KANSAS CITY, Mo. — There’s concern that the achievement gap could widen while the COVID-19 pandemic is causing many kids to learn online.
Educators at Operation Breakthrough have been helping kids with online learning since the start of the pandemic in March. Employees said if students aren’t getting the proper support, the achievement gap could get worse.
“We could only have a small fraction of the kids we serve here, and kids that didn’t have support at home, they really struggled,” CEO of Operation Breakthrough Mary Esselman said.
Esselman has had firsthand experience with online learning and the achievement gap.
“During the spring of last year when COVID started, we really saw the learning gap widen for kids,” Esselman said.
That’s why Operation Breakthrough opened its doors during school hours.

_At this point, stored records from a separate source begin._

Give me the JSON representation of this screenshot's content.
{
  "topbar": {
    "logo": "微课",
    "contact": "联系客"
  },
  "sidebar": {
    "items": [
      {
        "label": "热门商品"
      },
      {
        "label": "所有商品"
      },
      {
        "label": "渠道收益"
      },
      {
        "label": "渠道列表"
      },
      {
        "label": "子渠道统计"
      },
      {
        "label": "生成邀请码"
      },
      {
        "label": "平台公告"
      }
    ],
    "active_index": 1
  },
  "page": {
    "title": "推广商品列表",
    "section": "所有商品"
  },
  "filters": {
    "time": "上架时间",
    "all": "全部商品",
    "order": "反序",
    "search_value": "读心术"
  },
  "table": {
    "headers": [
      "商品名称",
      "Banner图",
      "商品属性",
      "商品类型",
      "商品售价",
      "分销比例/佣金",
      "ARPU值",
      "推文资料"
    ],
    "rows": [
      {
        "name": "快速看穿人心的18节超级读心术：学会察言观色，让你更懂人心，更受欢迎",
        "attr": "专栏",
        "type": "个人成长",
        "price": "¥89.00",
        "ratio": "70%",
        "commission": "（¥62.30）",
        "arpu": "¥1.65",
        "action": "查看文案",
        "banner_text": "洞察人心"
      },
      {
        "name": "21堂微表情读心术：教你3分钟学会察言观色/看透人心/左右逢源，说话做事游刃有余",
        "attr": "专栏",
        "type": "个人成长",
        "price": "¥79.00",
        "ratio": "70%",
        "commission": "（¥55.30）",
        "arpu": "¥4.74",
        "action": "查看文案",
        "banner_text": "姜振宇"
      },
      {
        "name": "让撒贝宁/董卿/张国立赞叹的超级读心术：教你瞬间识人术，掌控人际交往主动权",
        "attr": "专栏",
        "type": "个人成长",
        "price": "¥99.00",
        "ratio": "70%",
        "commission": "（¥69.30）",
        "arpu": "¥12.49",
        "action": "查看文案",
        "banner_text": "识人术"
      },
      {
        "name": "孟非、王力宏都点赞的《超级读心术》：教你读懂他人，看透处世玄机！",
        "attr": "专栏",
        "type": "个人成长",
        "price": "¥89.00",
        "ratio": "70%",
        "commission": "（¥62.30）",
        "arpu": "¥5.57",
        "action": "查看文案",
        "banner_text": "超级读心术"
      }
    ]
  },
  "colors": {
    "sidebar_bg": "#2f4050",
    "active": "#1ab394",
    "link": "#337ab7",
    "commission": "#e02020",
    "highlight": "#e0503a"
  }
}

“For a lot of kids, they need multiple ways to learn to be able to access information,” Esselman said. “They also need multiple ways to show what they’re learning.”
The extra help is great for students like Ja’Mez Dixon, a kindergartner whose mom works a full-time job while he’s learning online.
“I’m not there physically to be there every day like the teachers are, so it’s like wonderful,” Ja’Mez’s mom Jahmanda Dixon said. “A great help.”
But having someone hold a student accountable isn’t the only problem some kids face. Esselman said its resources as well.
“Well, some of the first types of support are just having devices and connectivity,” she said.
Esselman said the best way to help students at home is what she calls setting the stage for the day.